Mind Matters: The Highs and lows of cannabis legislation

Ask the expert...

Aodhán Ó Ríordáin

Patricia Casey

The minister with responsibility for drug policy, Aodhan O Riordain, said last week he wanted a "conversation" about decriminalising certain drugs. This was widely taken as referring to cannabis. He said full legalisation was not on the cards. So, what's the difference?

Legalisation means that any and all legal barriers to purchasing cannabis would be removed with regulation in a similar manner to those governing alcohol or cigarettes. In addition there would be no criminal implications for those who sell or buy it.

On the other hand, decriminalisation would lessen charges against casual users, meaning that anyone caught in possession of small amounts of cannabis would be subject to some penalty but would not face criminal charges in court.

Several states have recently decriminalised or fully legalised cannabis in the US. Cannabis use has been tolerated and decriminalised in Holland since the 1970s.

Coffee shops - specialising in cannabis, not coffee - mushroomed and were seen as safe places for those 18 years and over to relax and have a puff.

In the last number of years the Dutch have been examining the impact of this change, as concerns grew about drug tourism and the increasingly public use of the drug. As the concentration of tetrahydrocannabinol (THC), the main psychoactive substance in cannabis, increased over the years to a new norm of 16-18pc, worries about mental health and crime associated with its sale also rose.

The Garretsen Commission, established by the Dutch Government, recommended that cannabis with a concentration of THC higher than 15pc be made illegal and that tourists be banned from coffee shops.

The recommendations of this commission have now taken effect.

In Britain, under pressure from celebrities and from the British Medical Association, which claimed that cannabis had useful medical properties, the government decided to allow it for personal use in 2004.

By 2007 scientific evidence was emerging that cannabis was not as benign as had been thought and the Independent newspaper, which previously campaigned for its decriminalisation, now reversed its position with the front page headline 'Cannabis: An Apology'.

It continued 'If only we had known then what we can reveal today'. In January 2009, cannabis was upgraded again to a Class B drug in Britain.

The issue of decriminalisation is of crucial interest to psychiatrists. The key questions for us are whether cannabis decriminalisation will increase the usage of cannabis in the population as a whole and if this will increase the rate of mental illness.

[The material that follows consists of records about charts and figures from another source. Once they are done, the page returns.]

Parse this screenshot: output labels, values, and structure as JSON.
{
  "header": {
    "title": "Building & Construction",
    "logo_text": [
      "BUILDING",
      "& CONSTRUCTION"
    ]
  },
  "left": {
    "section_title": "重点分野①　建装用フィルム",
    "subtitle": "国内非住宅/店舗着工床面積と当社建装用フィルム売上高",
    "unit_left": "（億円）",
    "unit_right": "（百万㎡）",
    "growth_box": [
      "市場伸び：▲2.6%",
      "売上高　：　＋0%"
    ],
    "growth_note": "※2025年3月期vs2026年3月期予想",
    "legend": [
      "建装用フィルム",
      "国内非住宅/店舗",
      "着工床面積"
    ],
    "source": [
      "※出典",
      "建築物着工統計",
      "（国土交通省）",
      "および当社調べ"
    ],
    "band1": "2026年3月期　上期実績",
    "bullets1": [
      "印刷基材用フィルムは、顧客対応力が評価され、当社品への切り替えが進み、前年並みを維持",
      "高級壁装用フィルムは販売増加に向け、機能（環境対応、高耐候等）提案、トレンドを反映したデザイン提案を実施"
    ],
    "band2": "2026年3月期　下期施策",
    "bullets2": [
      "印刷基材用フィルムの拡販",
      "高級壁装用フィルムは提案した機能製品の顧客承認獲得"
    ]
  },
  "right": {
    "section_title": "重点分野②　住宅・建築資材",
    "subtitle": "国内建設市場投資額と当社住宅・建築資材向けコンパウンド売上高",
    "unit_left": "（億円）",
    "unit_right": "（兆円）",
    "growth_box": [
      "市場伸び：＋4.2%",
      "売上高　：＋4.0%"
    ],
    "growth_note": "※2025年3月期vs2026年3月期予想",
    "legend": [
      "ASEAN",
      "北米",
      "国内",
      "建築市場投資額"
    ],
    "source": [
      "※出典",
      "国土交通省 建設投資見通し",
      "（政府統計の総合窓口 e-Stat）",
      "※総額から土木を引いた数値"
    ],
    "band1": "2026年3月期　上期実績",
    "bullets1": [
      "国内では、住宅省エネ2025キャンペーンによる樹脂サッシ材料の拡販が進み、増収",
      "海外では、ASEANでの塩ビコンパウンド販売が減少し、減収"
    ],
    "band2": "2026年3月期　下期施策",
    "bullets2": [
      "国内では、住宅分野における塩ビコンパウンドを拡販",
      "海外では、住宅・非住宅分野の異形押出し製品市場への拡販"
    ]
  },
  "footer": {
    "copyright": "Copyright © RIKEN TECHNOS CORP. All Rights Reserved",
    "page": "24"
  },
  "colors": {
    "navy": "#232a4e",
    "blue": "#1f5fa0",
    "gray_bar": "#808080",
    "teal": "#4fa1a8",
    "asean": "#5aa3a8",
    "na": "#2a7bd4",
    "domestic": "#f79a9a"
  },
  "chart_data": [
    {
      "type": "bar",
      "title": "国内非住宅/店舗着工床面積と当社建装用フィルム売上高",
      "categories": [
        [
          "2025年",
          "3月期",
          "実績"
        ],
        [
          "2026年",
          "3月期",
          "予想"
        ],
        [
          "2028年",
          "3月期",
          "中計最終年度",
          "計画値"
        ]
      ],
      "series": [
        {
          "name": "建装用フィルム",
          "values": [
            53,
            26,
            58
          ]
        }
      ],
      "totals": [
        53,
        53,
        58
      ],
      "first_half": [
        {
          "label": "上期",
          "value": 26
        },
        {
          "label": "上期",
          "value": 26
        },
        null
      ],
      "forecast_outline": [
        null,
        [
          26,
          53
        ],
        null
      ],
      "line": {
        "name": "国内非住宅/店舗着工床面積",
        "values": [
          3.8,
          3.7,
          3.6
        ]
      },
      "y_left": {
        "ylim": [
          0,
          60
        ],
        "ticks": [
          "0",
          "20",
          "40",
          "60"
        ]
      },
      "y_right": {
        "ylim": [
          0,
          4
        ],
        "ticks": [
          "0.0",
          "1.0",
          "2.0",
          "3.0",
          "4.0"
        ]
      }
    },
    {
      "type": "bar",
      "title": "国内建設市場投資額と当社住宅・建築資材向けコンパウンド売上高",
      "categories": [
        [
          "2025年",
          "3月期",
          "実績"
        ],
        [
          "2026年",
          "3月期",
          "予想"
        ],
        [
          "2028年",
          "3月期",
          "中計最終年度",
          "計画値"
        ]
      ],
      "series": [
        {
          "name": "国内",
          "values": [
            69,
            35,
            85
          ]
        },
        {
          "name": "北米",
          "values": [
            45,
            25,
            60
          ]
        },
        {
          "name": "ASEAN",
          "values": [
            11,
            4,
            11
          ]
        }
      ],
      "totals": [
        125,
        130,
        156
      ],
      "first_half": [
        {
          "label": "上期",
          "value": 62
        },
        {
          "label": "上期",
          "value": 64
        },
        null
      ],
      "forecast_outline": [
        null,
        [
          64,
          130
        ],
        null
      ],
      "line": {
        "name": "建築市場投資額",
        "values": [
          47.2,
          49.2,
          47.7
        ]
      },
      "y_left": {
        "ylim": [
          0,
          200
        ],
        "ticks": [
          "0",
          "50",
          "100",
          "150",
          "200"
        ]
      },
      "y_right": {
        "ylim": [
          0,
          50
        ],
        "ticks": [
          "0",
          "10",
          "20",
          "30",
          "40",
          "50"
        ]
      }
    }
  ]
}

The definitive study by Professor Wayne Hall, drugs advisor to the World Health Organisation, was published in the journal Addiction in October 2014. It found that one in six teenagers who regularly smoke cannabis become dependent on it; it doubles the risk of developing schizophrenia; regular use in the teenager impairs intellectual development; those who use it are more likely to use harder drugs such as heroin or cocaine, and smoking while pregnant reduces the weight of the baby.

Another review of the scientific research by Professor Nora Volkow, director of the US National Institute on Drug Abuse, and published in the June 2014 New England Journal of Medicine, reached broadly similar conclusions.

In her study 9pc of those who experiment with cannabis will become addicted, while withdrawal symptoms make cessation difficult and contribute to relapse.

Those of us working in the emergency departments of hospitals deal with the effects of cannabis every day. Brief psychotic reactions are common and while comfort might be taken from the word "brief", they can be terrifying for those who witness it and also for the person themselves.

These episodes may augur the onset of a more prolonged psychosis, auguring the transformation into schizophrenia. The effects on motivation and interest, while less dramatic than the experience of hearing voices and feeling persecuted, are well documented, destroying ambition and enthusiasm for life.

Those who already have mental illness fare even worse. Their experience relapses in their illnesses that impair their day-to-day living.

Decriminalisation gives everybody permission to use cannabis but unfortunately there will be casualties.

In an environment that says small amounts is okay, a vulnerable person is likely to be tempted. Just as they were when head-shop drugs were deemed acceptable, those with pre-existing mental illness, or with none, presented in their droves to our emergency departments, deluded, hallucinating and terrified.

The cannabis campaigners ignore these disturbing realities. But the truth is far less pretty than a relaxed young man having a "roll your own" in a coffee shop.